13 (1) Information relating to the Data Subject’s right to seek resolution of complaints; and (2) information relating to the complaint resolution mechanism implemented by the Credit Information Provider and the deadline set for resolution of such complaint. Fees and charges 15. Credit Information Providers shall pay fees and charges as provided in the operating rules, for reports and information obtained from the System. Corrective measures 16. (a) Where a Credit Information Provider or a member of its board of directors, its employee or consultant does any of the following, an action specified in paragraph (b) of this Section may be taken against such person. (1) Fails to submit any information to the System in the manner specified in this Regulation, the operating rules or any instruction issued by the Authority; (2) uses information obtained from the System for a purpose other than the purposes stated in Section 11 of this Regulation; or (3) contravenes any provision of this Regulation or fails to comply with the operating rules of the System or any instruction of the Authority. (b) Action may be taken in accordance with Section 55 of Law No.: 24/2010 (Maldives Banking Act) where a bank commits an act specified in paragraph (a) of this Section. Action may be taken in accordance with Sections 39 and 40 of Law No.: 6/81 (Maldives Monetary Authority Act 1981), where such act is committed by any entity other than a bank. In addition to this, the Authority may suspend such person’s access to the System or terminate its participation in the System.
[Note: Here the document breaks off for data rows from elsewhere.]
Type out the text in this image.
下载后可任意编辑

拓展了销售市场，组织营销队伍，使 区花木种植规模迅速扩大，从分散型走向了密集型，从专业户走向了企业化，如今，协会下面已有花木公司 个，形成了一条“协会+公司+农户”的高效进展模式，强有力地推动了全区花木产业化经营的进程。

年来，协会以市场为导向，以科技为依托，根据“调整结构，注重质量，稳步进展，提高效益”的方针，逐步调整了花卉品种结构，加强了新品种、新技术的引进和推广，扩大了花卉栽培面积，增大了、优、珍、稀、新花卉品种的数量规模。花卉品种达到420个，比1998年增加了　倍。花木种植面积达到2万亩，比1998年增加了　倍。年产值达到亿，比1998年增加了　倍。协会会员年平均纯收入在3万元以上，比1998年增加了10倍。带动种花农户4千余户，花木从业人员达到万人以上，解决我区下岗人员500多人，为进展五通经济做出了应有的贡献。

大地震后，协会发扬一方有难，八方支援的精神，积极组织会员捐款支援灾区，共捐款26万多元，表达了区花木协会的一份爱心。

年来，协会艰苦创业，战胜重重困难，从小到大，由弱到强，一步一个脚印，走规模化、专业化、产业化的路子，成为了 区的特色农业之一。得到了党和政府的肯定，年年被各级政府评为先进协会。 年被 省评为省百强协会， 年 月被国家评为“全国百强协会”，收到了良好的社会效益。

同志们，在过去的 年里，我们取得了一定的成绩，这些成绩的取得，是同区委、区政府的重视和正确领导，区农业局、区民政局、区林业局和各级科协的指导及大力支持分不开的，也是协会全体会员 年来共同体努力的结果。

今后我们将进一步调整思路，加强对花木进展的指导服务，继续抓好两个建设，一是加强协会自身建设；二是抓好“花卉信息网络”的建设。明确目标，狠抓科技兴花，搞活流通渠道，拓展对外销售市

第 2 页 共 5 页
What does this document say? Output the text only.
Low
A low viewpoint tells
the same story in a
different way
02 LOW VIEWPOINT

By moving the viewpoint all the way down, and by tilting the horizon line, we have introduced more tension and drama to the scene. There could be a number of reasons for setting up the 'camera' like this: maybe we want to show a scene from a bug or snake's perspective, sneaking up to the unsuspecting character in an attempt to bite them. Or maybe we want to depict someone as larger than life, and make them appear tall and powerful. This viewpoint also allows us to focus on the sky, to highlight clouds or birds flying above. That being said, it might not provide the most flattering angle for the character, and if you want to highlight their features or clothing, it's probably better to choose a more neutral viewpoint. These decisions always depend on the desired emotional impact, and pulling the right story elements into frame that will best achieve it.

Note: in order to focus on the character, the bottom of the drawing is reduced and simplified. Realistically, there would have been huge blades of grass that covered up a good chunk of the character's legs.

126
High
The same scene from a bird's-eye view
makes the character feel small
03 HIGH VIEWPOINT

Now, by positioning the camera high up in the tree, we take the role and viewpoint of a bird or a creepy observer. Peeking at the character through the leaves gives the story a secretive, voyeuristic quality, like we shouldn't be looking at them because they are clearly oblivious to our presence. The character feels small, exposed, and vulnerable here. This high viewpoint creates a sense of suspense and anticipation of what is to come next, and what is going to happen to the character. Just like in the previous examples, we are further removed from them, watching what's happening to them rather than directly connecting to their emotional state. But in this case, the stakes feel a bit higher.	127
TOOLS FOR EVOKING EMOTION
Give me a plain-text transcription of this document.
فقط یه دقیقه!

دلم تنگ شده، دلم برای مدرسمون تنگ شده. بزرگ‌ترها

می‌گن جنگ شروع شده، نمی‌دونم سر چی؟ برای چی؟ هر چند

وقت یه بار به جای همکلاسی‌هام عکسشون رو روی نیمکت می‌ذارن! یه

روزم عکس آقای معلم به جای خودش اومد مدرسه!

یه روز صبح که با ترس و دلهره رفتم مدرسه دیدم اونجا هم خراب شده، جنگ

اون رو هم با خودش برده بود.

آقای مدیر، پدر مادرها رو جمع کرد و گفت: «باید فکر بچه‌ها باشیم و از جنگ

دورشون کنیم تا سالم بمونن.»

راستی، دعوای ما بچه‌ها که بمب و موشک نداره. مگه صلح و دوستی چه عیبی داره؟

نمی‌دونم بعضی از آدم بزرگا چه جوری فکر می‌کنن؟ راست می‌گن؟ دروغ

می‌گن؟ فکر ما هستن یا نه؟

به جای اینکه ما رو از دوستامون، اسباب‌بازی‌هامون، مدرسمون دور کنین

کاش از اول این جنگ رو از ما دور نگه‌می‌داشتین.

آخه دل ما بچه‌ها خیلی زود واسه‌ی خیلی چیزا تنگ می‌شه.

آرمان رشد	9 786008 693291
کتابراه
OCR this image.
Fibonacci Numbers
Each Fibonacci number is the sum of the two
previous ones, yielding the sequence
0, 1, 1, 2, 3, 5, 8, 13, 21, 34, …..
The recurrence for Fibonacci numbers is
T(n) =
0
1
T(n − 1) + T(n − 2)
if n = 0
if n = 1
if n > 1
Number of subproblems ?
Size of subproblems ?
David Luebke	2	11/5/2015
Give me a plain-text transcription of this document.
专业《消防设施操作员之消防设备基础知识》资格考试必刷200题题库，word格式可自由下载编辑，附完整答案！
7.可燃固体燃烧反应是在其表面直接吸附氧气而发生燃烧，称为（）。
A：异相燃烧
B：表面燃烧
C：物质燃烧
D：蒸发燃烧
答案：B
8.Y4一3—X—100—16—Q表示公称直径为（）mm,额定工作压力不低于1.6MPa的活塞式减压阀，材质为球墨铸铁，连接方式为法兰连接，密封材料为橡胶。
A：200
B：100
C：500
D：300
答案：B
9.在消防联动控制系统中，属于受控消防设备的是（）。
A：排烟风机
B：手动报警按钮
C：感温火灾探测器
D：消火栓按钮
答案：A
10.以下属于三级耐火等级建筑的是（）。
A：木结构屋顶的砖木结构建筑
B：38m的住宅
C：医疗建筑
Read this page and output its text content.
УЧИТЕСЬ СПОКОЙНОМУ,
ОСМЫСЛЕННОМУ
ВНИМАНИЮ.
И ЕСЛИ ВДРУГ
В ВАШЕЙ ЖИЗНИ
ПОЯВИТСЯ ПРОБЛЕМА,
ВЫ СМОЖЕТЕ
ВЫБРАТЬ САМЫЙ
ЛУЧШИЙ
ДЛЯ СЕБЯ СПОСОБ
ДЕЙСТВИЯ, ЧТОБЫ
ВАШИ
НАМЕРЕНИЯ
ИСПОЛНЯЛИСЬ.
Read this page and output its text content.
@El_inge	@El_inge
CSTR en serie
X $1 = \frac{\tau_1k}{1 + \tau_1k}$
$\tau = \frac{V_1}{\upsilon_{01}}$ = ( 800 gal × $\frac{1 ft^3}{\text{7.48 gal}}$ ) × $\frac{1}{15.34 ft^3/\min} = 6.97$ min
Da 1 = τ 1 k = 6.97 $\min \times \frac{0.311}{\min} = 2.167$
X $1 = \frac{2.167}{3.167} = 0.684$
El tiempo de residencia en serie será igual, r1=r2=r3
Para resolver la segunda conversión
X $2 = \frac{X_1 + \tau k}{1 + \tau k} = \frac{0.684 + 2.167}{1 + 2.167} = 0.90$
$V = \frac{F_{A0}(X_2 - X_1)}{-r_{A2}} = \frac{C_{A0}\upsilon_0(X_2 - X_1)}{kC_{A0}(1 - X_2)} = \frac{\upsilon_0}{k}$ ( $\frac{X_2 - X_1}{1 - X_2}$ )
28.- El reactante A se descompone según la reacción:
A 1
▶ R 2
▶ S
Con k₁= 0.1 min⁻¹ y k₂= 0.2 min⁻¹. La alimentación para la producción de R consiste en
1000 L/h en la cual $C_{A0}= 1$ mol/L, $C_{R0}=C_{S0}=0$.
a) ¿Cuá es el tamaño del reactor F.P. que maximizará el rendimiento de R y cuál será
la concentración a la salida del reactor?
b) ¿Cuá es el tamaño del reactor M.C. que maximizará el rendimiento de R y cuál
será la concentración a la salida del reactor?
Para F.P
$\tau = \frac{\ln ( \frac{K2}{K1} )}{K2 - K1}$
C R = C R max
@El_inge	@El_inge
Self-Inquiry Report 17. (a) Subjected to terms and conditions prescribed by the Authority, any person may request from the Authority, a Self-Inquiry Report of that person through the designated website, the “Credit Information Bureau Website”, or through the designated application form.

14 (b) Each person will be issued a Self-Inquiry Report relating to that person pursuant to a request submitted under paragraph (a) of this Section free of charge, once every calendar year. More than one Self-Inquiry Report in one calendar year can only be issued upon payment of the fee set by the Authority. Repealed regulation 18. Regulation number 2011/R-29 “Credit Information Regulation 2011” shall be repealed with effect from the date of publication of this Regulation in the Government Gazette.